For “Both,” written after surfing her friends’ Bumble profiles, she marvels, “It showed where we as a society are right now: being so shallow and forgetting there’s another actual human being on the other side of the screen, because we aren’t getting as much human interaction. The song is to remind people that you’re allowed to have some self-respect.

“You know,” Andress continues, “it’s not crazy to want something deep and meaningful. I don’t believe people when they say, ‘It’s not a big deal.’ I think they’re lying, saying what the other person wants to hear. I’ve seen it evolve over the last five years—and I wish I would’ve had a song like ‘Both’ earlier in my life. It’s okay to say, ‘No, I’ll just find somebody else,’ or ‘Fuck you.’ You’re not high-maintenance or difficult, it just makes you a human being.”

Plain language. Simple melodies that move and lift. Andress’ power comes from her willingness to reach inside her own solar plexus to offer up her failings, her desires, her own scary places as a mirror for listeners needing the courage to remove their own masks.

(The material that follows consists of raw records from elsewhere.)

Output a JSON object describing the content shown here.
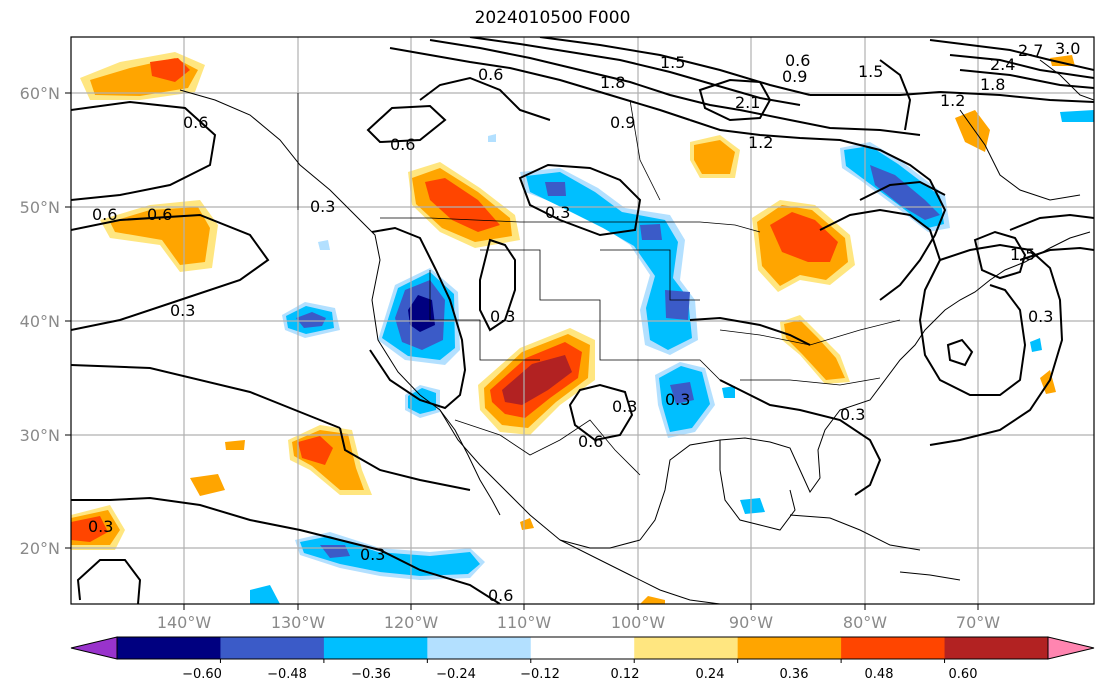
{
  "title": "2024010500 F000",
  "lon_ticks": [
    "140°W",
    "130°W",
    "120°W",
    "110°W",
    "100°W",
    "90°W",
    "80°W",
    "70°W"
  ],
  "lat_ticks": [
    "60°N",
    "50°N",
    "40°N",
    "30°N",
    "20°N"
  ],
  "colorbar": {
    "colors": [
      "#9933cc",
      "#000080",
      "#3b5bc8",
      "#00bfff",
      "#b3e0ff",
      "#ffffff",
      "#ffe680",
      "#ffa500",
      "#ff4500",
      "#b22222",
      "#ff85b0"
    ],
    "tick_labels": [
      "−0.60",
      "−0.48",
      "−0.36",
      "−0.24",
      "−0.12",
      "0.12",
      "0.24",
      "0.36",
      "0.48",
      "0.60"
    ]
  },
  "contour_labels": [
    "0.6",
    "0.6",
    "0.6",
    "0.6",
    "0.6",
    "0.3",
    "0.3",
    "0.3",
    "0.3",
    "0.3",
    "0.3",
    "0.3",
    "0.3",
    "0.6",
    "0.6",
    "0.9",
    "1.2",
    "1.5",
    "1.8",
    "2.1",
    "1.5",
    "0.9",
    "0.6",
    "1.2",
    "1.8",
    "2.4",
    "2.7",
    "3.0",
    "0.3",
    "1.5",
    "0.3"
  ]
}
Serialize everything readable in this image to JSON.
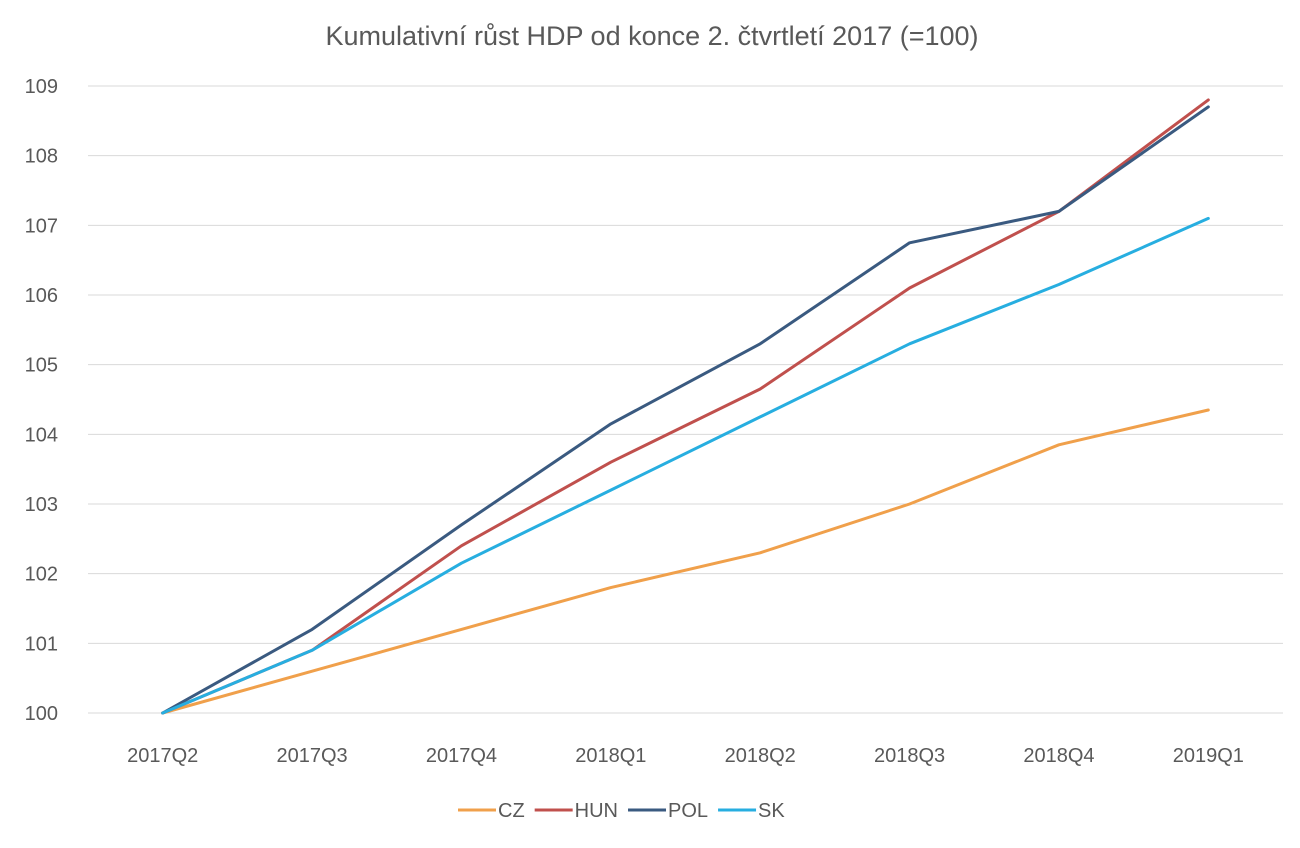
{
  "chart_data": {
    "type": "line",
    "title": "Kumulativní růst HDP od konce 2. čtvrtletí 2017 (=100)",
    "xlabel": "",
    "ylabel": "",
    "categories": [
      "2017Q2",
      "2017Q3",
      "2017Q4",
      "2018Q1",
      "2018Q2",
      "2018Q3",
      "2018Q4",
      "2019Q1"
    ],
    "ylim": [
      100,
      109
    ],
    "yticks": [
      "100",
      "101",
      "102",
      "103",
      "104",
      "105",
      "106",
      "107",
      "108",
      "109"
    ],
    "grid": true,
    "legend_position": "bottom",
    "series": [
      {
        "name": "CZ",
        "color": "#f0a04b",
        "values": [
          100,
          100.6,
          101.2,
          101.8,
          102.3,
          103.0,
          103.85,
          104.35
        ]
      },
      {
        "name": "HUN",
        "color": "#c0504d",
        "values": [
          100,
          100.9,
          102.4,
          103.6,
          104.65,
          106.1,
          107.2,
          108.8
        ]
      },
      {
        "name": "POL",
        "color": "#3a5a80",
        "values": [
          100,
          101.2,
          102.7,
          104.15,
          105.3,
          106.75,
          107.2,
          108.7
        ]
      },
      {
        "name": "SK",
        "color": "#27aee0",
        "values": [
          100,
          100.9,
          102.15,
          103.2,
          104.25,
          105.3,
          106.15,
          107.1
        ]
      }
    ]
  }
}
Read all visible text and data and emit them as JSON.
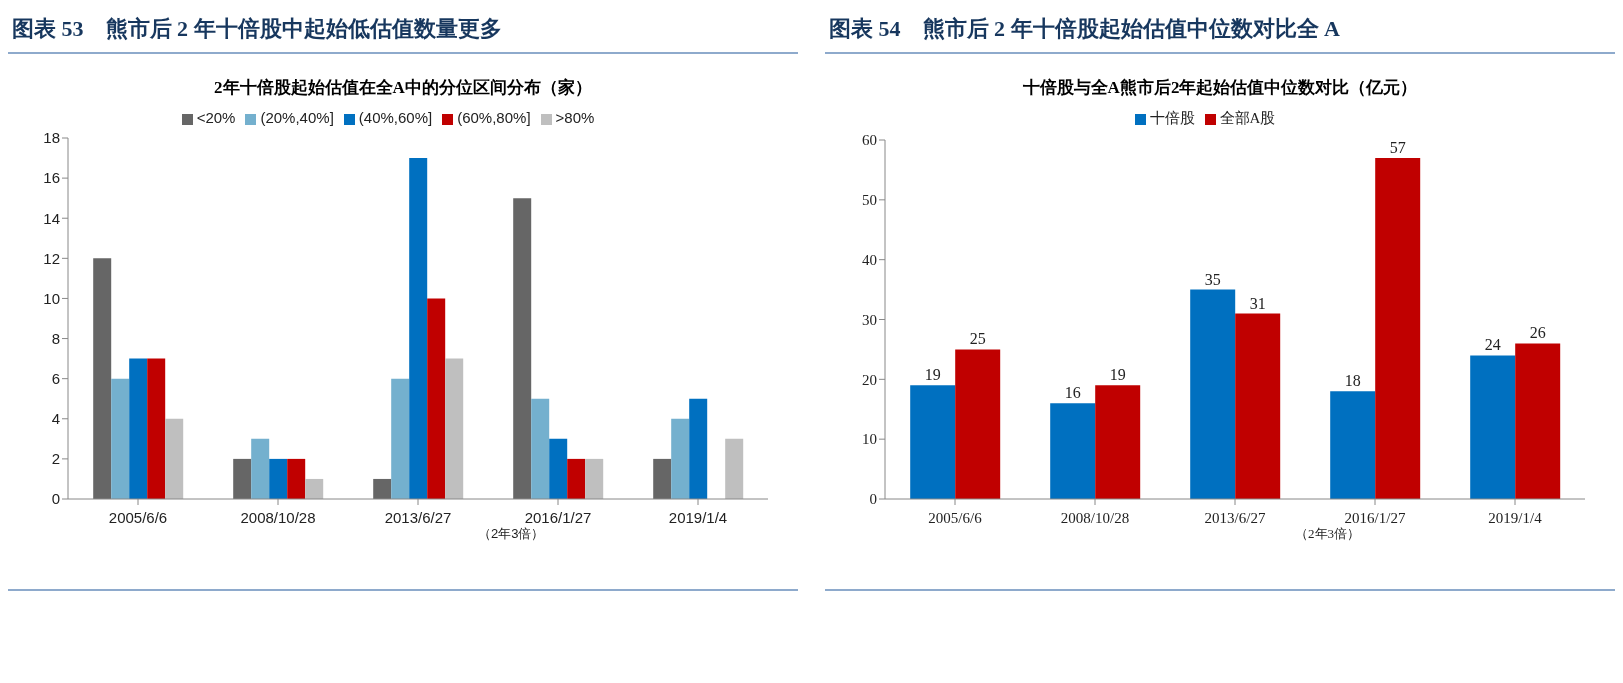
{
  "chart_data": [
    {
      "type": "bar",
      "title": "图表 53　熊市后 2 年十倍股中起始低估值数量更多",
      "subtitle": "2年十倍股起始估值在全A中的分位区间分布（家）",
      "categories": [
        "2005/6/6",
        "2008/10/28",
        "2013/6/27",
        "2016/1/27",
        "2019/1/4"
      ],
      "series": [
        {
          "name": "<20%",
          "color": "#666666",
          "values": [
            12,
            2,
            1,
            15,
            2
          ]
        },
        {
          "name": "(20%,40%]",
          "color": "#74b0ce",
          "values": [
            6,
            3,
            6,
            5,
            4
          ]
        },
        {
          "name": "(40%,60%]",
          "color": "#0070c0",
          "values": [
            7,
            2,
            17,
            3,
            5
          ]
        },
        {
          "name": "(60%,80%]",
          "color": "#c00000",
          "values": [
            7,
            2,
            10,
            2,
            0
          ]
        },
        {
          "name": ">80%",
          "color": "#bfbfbf",
          "values": [
            4,
            1,
            7,
            2,
            3
          ]
        }
      ],
      "ylim": [
        0,
        18
      ],
      "yticks": [
        0,
        2,
        4,
        6,
        8,
        10,
        12,
        14,
        16,
        18
      ],
      "grid": false,
      "legend": "top",
      "annotations": [
        "（2年3倍）"
      ]
    },
    {
      "type": "bar",
      "title": "图表 54　熊市后 2 年十倍股起始估值中位数对比全 A",
      "subtitle": "十倍股与全A熊市后2年起始估值中位数对比（亿元）",
      "categories": [
        "2005/6/6",
        "2008/10/28",
        "2013/6/27",
        "2016/1/27",
        "2019/1/4"
      ],
      "series": [
        {
          "name": "十倍股",
          "color": "#0070c0",
          "values": [
            19,
            16,
            35,
            18,
            24
          ]
        },
        {
          "name": "全部A股",
          "color": "#c00000",
          "values": [
            25,
            19,
            31,
            57,
            26
          ]
        }
      ],
      "ylim": [
        0,
        60
      ],
      "yticks": [
        0,
        10,
        20,
        30,
        40,
        50,
        60
      ],
      "grid": false,
      "legend": "top",
      "data_labels": true,
      "annotations": [
        "（2年3倍）"
      ]
    }
  ]
}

She knows mask removal is far more dangerous than it sounds. “I’m just gonna tell you. Socially, and in general, people are kind of afraid of that. But I think there’s a lot of freedom in saying what I think. When I write, it’s not hard to be real, especially if I’m into the music. I’m not gonna lie about the way I feel; that just wastes people’s time.

“It seems like people think they have to say something really outrageous or controversial or crazy to make a splash. And I’m finding, at least for me, that’s not true. Just being honest makes a bigger splash than anything, because people aren’t expecting it.”